Any suggestion that legally permitted marriage between homosexuals will permanently change the institution is both true and beside the point. The examples cited above should make it plain that the institution has already undergone innumerable permutations. Some of the arguments against gay marriage are stunning in their inanity. A favorite of mine is that marriage between two men or two women will open the way to all manner of deviant coupling: what will stop a man from marrying his brother, or a woman from marrying her cat? Well, the answer ought to be obvious to any rational person. It will be stopped for the same reason that thousands of years of heterosexual marriage has not led any society to allow a man to marry his daughter or a mother to marry her son. Moral codes may not be monolithic or universal, but neither are they entirely stupid.

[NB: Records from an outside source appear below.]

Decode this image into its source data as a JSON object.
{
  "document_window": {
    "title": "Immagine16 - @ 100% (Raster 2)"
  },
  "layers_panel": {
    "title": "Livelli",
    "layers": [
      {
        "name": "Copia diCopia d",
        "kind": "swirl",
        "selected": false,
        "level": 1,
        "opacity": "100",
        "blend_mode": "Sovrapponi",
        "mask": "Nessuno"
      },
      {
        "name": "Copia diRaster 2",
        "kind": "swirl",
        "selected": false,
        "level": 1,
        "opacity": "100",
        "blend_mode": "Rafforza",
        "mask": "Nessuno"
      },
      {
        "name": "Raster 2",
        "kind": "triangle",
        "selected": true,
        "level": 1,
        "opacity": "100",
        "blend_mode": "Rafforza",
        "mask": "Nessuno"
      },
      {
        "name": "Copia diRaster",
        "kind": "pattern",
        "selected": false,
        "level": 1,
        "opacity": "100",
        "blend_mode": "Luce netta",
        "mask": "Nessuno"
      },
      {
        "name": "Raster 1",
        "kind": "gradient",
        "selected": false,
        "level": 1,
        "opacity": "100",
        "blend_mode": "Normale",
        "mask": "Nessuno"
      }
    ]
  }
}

But, strangely enough, the silliest arguments raise a fundamental question: Why do governments give out marriage licenses in the first place? Why is it the business of government how people choose to organize their domestic lives? For one reason only: because there are legal ramifications. In his recent novel, "Diary of a Bad Year, " J. M. Coetzee writes, "Whether the citizen lives or dies is not a concern of the state. What matters to the state and its records is whether the citizen is alive or dead." Governments of all kinds must keep an accounting, and the private lives of citizens cannot help but collide with the powers that be on all manner of practical issues, including residency, property, child custody, health care, insurance, inheritance—the list is endless. The marriage of citizens to one another ought to matter to government only insofar as it affects their ability to live peaceably in society and to pay taxes.
So here's a modest proposal: No more marriage licenses. Instead of trying to extend the rights of "marriage" to homosexuals, the government should allow only civil unions for all couples. If you want to have the sanction of marriage in a church, that should be your right, but that has nothing to do with the legal rights of civil unions recognized by the state. This solution would render all unions equal before the law, and make the pathetic squabble over gay marriage passé.
If this leads to some odd unions, so be it. Why shouldn't two elderly sisters, for example, be allowed to enter into a civil union for the purpose of protecting their property rights or guaranteeing health care coverage one for the other? Obviously, their union would be neither romantic nor sexual nor holy, but neither are a lot of the so-called marriages that any of us could name.